Aprovação da PEC 55 é “golpe cruel contra direitos”, diz PT no Senado

Em nota, a bancada do PT no Senado afirma que a aprovação da PEC 55, em primeiro turno, na noite desta quarta, "constitui-se num golpe cruel contra os direitos fundamentais inscritos na Constituição Cidadã de 1988" e "colocará a política fiscal fora do alcance democrático do voto popular por duas décadas, reduzirá substancialmente os investimentos em saúde, educação, assistência social, previdência e outras áreas estratégicas para o futuro do Brasil e o bem-estar de sua população"

Brasília - Manifestantes colocam fogo em carro durante protesto na Esplanada dos Ministérios (Wilson Dias/Agência Brasil)
Brasília - Manifestantes colocam fogo em carro durante protesto na Esplanada dos Ministérios (Wilson Dias/Agência Brasil) (Foto: Gisele Federicce)

247 - Em nota, a bancada do PT no Senado afirma que a aprovação da PEC 55, em primeiro turno, na noite desta quarta, "constitui-se num golpe cruel contra os direitos fundamentais inscritos na Constituição Cidadã de 1988".

A proposta do Planalto, de acordo com os senadores do PT, "colocará a política fiscal fora do alcance democrático do voto popular por duas décadas, reduzirá substancialmente os investimentos em saúde, educação, assistência social, previdência e outras áreas estratégicas para o futuro do Brasil e o bem-estar de sua população".

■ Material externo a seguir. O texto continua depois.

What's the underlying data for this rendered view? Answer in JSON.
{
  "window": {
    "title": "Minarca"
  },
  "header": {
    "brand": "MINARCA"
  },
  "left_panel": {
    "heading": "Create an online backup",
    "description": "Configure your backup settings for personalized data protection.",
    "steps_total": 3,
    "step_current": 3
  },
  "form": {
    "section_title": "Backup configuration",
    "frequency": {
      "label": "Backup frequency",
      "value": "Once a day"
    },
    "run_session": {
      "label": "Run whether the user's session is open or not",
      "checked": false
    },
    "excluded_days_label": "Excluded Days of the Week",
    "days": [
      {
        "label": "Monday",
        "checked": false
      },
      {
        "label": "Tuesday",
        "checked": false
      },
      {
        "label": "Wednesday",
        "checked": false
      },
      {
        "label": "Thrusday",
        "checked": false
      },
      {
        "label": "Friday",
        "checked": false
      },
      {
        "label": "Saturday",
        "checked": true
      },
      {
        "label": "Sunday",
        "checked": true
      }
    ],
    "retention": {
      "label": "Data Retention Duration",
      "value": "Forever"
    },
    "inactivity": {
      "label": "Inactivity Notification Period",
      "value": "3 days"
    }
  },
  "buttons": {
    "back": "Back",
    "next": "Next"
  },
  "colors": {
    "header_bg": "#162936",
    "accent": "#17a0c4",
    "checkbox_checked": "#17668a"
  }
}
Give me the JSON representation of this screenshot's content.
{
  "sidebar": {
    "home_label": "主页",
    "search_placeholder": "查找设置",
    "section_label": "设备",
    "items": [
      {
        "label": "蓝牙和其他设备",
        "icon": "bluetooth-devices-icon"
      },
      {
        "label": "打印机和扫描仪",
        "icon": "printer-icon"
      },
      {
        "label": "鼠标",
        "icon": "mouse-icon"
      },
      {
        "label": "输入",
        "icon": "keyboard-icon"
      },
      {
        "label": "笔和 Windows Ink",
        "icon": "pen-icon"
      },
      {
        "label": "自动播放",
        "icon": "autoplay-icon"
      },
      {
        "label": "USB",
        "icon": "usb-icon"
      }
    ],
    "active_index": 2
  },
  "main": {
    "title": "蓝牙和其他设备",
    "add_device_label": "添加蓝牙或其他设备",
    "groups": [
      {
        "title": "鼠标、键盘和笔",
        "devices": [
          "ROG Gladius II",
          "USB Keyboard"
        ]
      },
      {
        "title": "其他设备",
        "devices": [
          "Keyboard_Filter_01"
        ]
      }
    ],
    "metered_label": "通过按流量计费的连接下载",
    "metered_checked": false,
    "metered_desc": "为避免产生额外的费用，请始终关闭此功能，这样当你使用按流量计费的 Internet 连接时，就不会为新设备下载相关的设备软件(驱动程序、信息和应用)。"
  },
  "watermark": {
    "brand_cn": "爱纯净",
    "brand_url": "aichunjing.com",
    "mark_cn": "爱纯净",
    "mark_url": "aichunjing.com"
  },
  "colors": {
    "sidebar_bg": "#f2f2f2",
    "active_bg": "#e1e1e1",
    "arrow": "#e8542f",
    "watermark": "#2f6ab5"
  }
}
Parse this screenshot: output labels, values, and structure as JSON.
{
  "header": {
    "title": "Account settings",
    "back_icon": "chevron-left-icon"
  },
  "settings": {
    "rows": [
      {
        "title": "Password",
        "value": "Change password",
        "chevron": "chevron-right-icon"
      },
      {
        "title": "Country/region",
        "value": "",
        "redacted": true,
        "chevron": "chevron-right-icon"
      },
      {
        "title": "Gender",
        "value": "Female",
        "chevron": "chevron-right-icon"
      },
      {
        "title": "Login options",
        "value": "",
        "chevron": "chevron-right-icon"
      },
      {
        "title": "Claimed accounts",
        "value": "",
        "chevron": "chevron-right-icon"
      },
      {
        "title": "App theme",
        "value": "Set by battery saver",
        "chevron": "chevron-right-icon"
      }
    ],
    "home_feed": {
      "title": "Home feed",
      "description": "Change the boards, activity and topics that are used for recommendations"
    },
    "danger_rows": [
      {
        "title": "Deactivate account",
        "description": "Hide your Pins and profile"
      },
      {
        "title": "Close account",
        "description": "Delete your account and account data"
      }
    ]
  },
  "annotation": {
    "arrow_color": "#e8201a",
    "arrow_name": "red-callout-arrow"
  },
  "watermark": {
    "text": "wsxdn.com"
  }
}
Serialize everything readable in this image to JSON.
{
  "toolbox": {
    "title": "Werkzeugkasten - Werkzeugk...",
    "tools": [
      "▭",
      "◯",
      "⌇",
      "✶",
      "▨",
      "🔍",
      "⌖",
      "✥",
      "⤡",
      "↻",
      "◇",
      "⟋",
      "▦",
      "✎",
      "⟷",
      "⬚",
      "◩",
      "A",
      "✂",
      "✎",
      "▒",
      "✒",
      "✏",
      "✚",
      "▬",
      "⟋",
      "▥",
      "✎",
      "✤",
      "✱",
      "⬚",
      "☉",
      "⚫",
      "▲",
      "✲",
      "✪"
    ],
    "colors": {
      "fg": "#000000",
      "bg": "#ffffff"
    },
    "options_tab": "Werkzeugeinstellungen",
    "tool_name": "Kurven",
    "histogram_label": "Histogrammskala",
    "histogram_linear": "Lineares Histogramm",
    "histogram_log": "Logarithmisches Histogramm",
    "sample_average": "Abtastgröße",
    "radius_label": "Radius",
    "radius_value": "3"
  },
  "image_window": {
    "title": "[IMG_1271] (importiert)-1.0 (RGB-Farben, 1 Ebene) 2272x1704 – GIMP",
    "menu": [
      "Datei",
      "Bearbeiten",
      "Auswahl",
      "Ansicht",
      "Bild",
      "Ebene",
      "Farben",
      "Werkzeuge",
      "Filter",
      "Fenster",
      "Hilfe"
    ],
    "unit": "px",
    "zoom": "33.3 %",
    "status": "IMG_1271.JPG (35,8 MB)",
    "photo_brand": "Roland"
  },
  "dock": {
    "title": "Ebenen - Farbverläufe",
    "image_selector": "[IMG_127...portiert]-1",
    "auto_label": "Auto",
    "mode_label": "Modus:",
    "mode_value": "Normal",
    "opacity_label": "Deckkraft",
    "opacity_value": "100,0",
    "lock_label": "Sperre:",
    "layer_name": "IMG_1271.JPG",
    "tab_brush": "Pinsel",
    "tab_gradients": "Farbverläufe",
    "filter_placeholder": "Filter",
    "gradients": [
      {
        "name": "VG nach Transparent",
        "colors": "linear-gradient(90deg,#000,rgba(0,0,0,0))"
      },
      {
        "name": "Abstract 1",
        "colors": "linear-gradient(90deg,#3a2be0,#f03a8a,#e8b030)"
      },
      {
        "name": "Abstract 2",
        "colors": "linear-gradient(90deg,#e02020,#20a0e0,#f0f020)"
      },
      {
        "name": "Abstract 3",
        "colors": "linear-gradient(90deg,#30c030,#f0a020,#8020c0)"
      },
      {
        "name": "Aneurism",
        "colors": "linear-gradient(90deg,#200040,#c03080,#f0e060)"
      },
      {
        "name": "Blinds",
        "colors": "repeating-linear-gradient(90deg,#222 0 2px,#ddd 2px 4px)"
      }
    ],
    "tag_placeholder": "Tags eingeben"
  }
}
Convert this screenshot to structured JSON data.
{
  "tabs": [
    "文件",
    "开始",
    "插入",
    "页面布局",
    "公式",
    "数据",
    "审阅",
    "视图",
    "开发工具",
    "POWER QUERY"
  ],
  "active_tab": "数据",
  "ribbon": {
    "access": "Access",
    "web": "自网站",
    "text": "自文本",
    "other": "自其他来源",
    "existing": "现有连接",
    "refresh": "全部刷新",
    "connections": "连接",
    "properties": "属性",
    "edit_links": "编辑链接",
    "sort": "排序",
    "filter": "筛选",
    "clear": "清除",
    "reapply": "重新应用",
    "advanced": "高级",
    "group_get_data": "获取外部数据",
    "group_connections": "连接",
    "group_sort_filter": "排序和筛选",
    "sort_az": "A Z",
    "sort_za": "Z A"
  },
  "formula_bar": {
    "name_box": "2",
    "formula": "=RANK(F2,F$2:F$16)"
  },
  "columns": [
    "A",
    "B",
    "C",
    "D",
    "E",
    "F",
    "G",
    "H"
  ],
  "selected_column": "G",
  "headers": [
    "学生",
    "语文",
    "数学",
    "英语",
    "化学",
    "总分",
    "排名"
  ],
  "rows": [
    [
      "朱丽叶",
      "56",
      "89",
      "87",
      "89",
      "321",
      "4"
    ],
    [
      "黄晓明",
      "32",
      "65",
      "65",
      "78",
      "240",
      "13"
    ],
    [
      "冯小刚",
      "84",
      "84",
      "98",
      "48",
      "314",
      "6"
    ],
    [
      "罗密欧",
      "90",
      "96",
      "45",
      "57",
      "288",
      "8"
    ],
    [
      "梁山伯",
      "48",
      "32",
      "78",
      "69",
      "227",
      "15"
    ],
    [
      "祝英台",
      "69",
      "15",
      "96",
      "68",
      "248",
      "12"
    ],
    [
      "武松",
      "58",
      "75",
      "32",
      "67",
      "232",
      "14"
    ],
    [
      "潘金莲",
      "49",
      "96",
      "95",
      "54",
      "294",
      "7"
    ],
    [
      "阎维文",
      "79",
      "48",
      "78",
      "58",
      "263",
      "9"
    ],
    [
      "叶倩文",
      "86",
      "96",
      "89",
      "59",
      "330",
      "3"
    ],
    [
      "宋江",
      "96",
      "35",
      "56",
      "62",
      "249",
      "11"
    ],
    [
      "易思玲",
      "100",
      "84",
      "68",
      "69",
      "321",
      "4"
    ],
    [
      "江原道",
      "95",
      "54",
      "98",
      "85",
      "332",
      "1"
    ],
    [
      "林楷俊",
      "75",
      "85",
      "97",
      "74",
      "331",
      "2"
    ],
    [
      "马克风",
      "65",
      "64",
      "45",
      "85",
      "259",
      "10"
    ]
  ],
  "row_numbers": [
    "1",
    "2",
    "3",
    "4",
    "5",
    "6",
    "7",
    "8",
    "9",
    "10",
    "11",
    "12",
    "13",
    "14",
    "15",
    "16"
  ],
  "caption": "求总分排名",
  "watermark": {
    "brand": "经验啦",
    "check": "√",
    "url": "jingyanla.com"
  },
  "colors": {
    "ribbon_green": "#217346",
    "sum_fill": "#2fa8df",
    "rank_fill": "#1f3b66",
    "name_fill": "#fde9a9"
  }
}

Contra a votação, um grupo de estudantes e integrantes de movimentos sociais protestaram ontem em frente ao Congresso Nacional e foram reprimidos pela polícia, gerando um confronto que deixou Brasília em cena de guerra.

Leia a íntegra:

Nota sobre a Votação da PEC nº 55 e a Repressão às Manifestações

Na avaliação da Bancada do PT no Senado, a votação, em primeiro turno, da PEC nº 55, de 2016 constitui-se num golpe cruel contra os direitos fundamentais inscritos na Constituição Cidadã de 1988.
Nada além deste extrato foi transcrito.